Following the same line of thought, Bein Sport's commentator Duncan McMath emphasised the differences between David Moyes and Gary Neville in their Spanish adventure. "Whereas Moyes was unable to count to ten a year after his arrival at San Sebastian, Valencia's manager is making further progress with the language," he said.
On the pitch, the progress is obvious as well. As shown against Real Madrid, Valencia look fitter and stronger than a month ago. Increased passing accuracy, unmatchable spirit and an attractive style means Neville's first win should not take much more time if they keep improving.
Four matches, still no victories, three points out of 12, statistics far from being impressive but there is hope and praise for the ex-England defender, who admitted after Real Madrid's match that he wants to continue with the club next season.
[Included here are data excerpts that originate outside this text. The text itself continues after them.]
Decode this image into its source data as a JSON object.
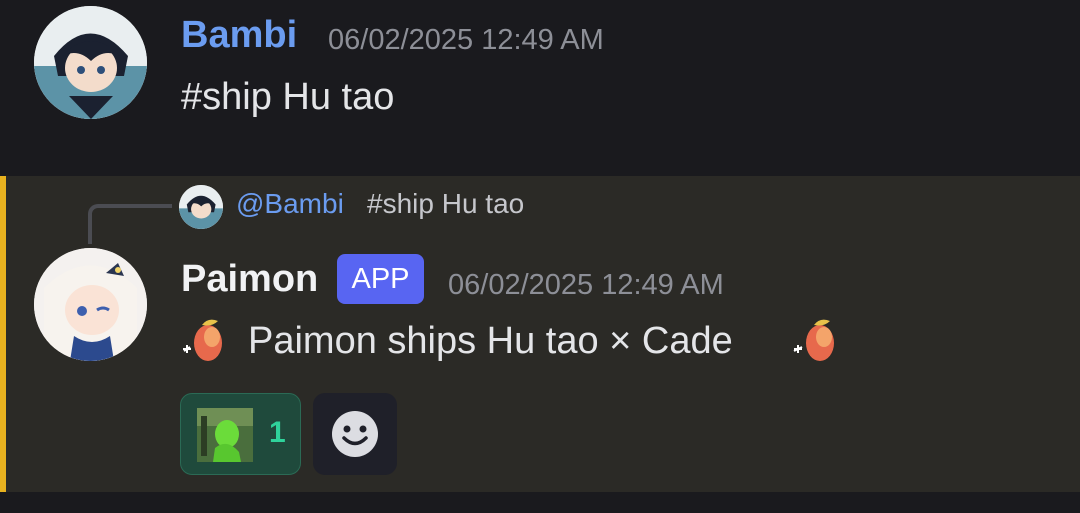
{
  "messages": [
    {
      "author": "Bambi",
      "timestamp": "06/02/2025 12:49 AM",
      "text": "#ship Hu tao"
    },
    {
      "reply": {
        "mention": "@Bambi",
        "text": "#ship Hu tao"
      },
      "author": "Paimon",
      "badge": "APP",
      "timestamp": "06/02/2025 12:49 AM",
      "text": "Paimon ships Hu tao × Cade",
      "reactions": [
        {
          "count": "1"
        }
      ]
    }
  ],
  "colors": {
    "accent_bar": "#e8b21f",
    "mention": "#6b9cf0",
    "app_badge": "#5865f2",
    "reaction_bg": "#1f4a3c",
    "reaction_count": "#2fd39b"
  },
  "icons": [
    "peach-emoji-icon",
    "add-reaction-icon",
    "reaction-emoji-icon"
  ]
}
In contrast, there were sad faces among Real Madrid's players at Mestalla. Although Los Blancos battled well while a man down and even scored a goal after Mateo Kovacic was sent off, they missed another opportunity to close the gap to Barcelona as Luis Enrique's side drew at Espanyol's Cornella on 2 January.
It was further proof of the unreliability of statistics in football, and of an uncomfortable truth at Santiago Bernabéu. Cristiano Ronaldo is no longer the footballer he used to be and Gareth Bale, the best Madrid forward at Mestalla, is a damaged player. Constantly moved from one position to another in order to maximise Cristiano's own statistics, Real are not making the most of the Welshman while the club remain in third, with Villarreal one point behind. Bale, by the way, has scored four headers in La Liga his seasons, more than any other player in the Spanish top flight.
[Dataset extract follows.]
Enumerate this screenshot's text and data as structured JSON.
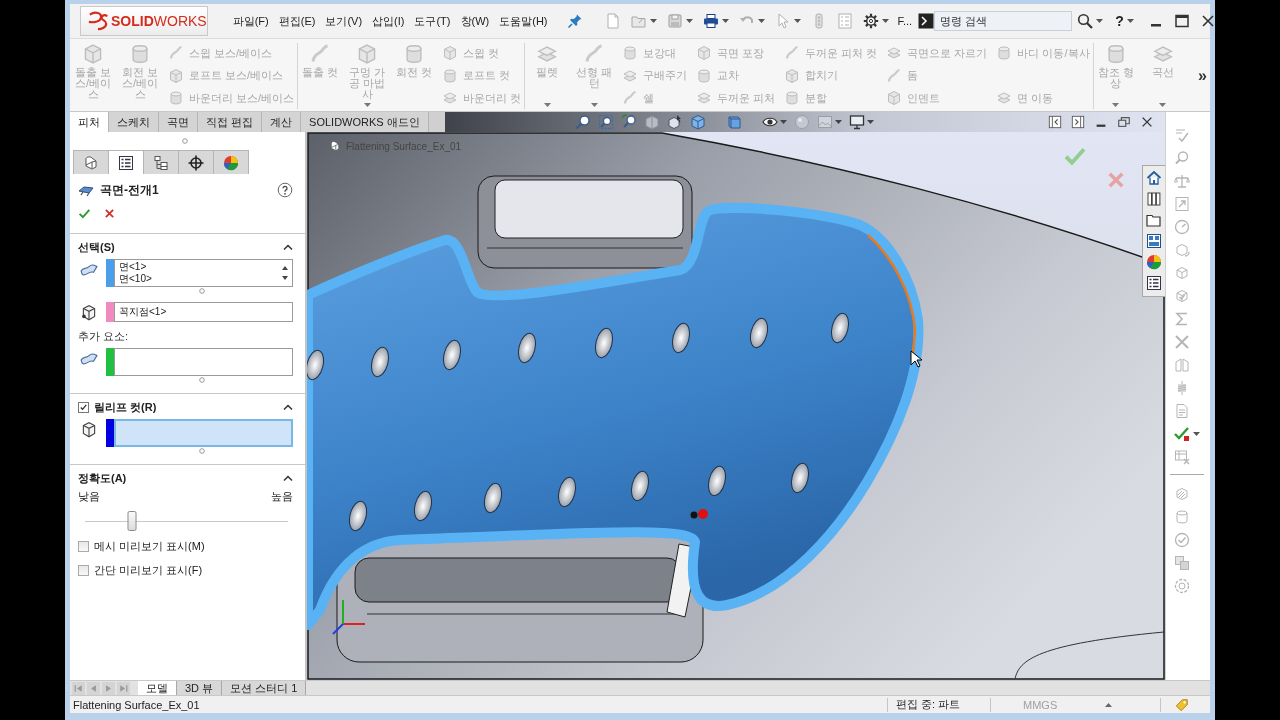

So far, Cristiano Ronaldo has scored 25 goals this season. But 11 goals came against Malmö and Shaktar in the Champions League and five against Espanyol. Not exactly the most demanding fixtures in Los Blanco's calendar.
And therein lies the dilemma, because when it comes to the subject of big games, Cristiano just disappears. Real Madrid have played against Athletic Bilbao, Atlético Madrid, Paris Saint-Germain, Sevilla, Barcelona, Villarreal and Valencia so far and three-time Golden Ball winner has not scored a single goal. Not what you expect from the player who guided Real Madrid to ample success. Lies, damned lies and statistics.
Real Madrid might solve some of their problems with a change of manager, one who might dare to challenge Ronaldo. Will he dare to line up Gareth Bale on the left, where he makes the most of his skills? Will he realise that in among the glitter, there is no gold?